Monday, August 11, 2014

The Ibex contains the fix and up 0.88% to caress the … – Washington Post

The Ibex contains the fix and up 0.88% to caress the … – Washington Post

Just had to see the beginning of this week on the stock with the previous one. Although fears that spooked investors still present, the declines in recent sessions have given way to a rebound in the market. Experts believe that is soon to be taken for the correctness and buried not rule out further declines, but also think that the declines may provide opportunities to build a portfolio of medium-term investment punished more attractive prices values. Today, the Dow closed the day with a rise of 0.88% to 10,193.5 points, doors to the 10,200 level.

The session has lacked almost entirely economic references (just inflation data in China), so it was a day of transition in which investors have digested the crash last week that left in annual losses to all European indices except the Italian FTSE MIB and alFTSE. All seats in the Old Continent closed in green with gains ranging from 1.3% of the French Cac up 2% of the German Dax. Only the Lisbon Stock Exchange expands its banking descents as ballast and yields 0.7%.

The Spanish index, the biggest gains have been those of Sacyr (+ 6.29%), Gamesa (+ 4.72%), IAG (+ 4.72%), OHL (+ 3.92%), Abengoa (+ 3.08%) and Tools Gathered (+ 2.96%), while no value has finished the day with losses. Oscar Germade responsible for technical analysis of Cortal Consors, believes that “short-term oversold caused a technical rebound could still extend more time to levels of 10,350 or 10,480 points.” However, he adds that “we need at least a double minimum for the upward movement that has triggered more reliably, so do not rule out revisiting the 9,946 points once won the rebound height.”

The trade war between Russia and the EuropeanUnion by the attitude of that country in the Ukrainian conflict, doubts over European recovery and increased tension in Iraq for the progress of the Islamic State and the military intervention of the United States are clouding the horizon markets.
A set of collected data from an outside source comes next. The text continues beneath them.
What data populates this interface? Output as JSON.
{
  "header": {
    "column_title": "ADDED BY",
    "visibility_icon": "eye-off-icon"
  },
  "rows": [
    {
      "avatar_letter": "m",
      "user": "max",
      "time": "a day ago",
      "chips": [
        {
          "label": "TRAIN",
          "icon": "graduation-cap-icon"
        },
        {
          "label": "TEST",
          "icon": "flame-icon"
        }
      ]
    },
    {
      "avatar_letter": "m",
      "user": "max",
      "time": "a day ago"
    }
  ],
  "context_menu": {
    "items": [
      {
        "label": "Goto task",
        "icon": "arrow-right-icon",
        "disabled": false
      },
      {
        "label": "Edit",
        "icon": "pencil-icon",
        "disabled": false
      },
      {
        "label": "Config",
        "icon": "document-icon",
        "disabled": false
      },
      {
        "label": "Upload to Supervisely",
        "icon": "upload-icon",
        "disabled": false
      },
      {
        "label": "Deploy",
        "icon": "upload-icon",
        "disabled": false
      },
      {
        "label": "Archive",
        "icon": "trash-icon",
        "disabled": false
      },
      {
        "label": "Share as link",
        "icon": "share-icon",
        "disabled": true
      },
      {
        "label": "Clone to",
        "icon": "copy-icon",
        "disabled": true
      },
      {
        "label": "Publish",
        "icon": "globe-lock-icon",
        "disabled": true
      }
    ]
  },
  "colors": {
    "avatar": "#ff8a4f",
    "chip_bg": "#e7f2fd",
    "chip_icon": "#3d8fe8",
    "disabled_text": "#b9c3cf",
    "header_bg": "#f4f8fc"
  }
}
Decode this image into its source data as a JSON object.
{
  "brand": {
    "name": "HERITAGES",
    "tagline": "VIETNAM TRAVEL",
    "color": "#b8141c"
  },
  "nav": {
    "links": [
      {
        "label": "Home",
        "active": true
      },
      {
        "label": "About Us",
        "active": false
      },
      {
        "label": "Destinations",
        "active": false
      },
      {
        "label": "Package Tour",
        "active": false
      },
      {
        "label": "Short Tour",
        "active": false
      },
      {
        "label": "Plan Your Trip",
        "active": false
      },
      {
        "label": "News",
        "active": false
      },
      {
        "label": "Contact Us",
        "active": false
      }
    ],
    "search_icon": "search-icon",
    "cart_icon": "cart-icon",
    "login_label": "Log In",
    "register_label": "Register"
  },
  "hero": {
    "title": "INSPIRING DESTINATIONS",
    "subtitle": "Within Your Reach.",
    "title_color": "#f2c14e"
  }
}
Therefore, analysts recommend caution as investors will very aware of the evolution of these fronts. Fernando Hernandez, managing director Inversis Bank, argues that “it seems unlikely that the market rises for the remainder of August. There will be more nervous and very little trading volume, which exacerbates the movements. ” Hernandez stands at 9,850 points level to which the Dow could fall in the short term.

One of the main references of this week will be the release Thursday of the GDP of Germany and the euro area in the second quarter. After Italy into recession, if these data defraud investors, disappointment could lead to doubts, and with them the drops, return to the markets.

So, it would be premature say goodbye to the stock market correction. Nevertheless, the last drops leave interesting opportunities for investors, always with the caveat that you can not rule that falls continue. “The medium-term outlook is good and this area can be interesting to go coming priced 10% lower average than a month and a half ago,” Jesus de Blas, Crédit Agricole analyst adds. This expert is set comoMapfre, Telefonica and Repsol values.

“The corrective move has left some buying opportunities for the medium to long term, as in the case of OHL, Jazztel, IAG and Techniques Gathered “adds Germade. “However, as we expect a relapse would do fragmented additions, and would take advantage falls to be increasing positions,” he recalls.

In the secondary debt market, the interest of the Spanish ten-year bond down to 2.53%, with the risk premium on the 147 basis points. The bund German has risen slightly to 1.05%, near historical lows. Today, the German Treasury has placed 1,431 million euros in debt six months with a negative interest rate of -0.0026. That is, investors do not get no return on these bonds, but they will pay for them. In a test that lasts nervousness by geopolitical tensions in the market, the coverage ratio of this auction was 2.3 times.

The euro, meanwhile, lost again the level of $ 1.34 and drops to 1,33x units of the greenback.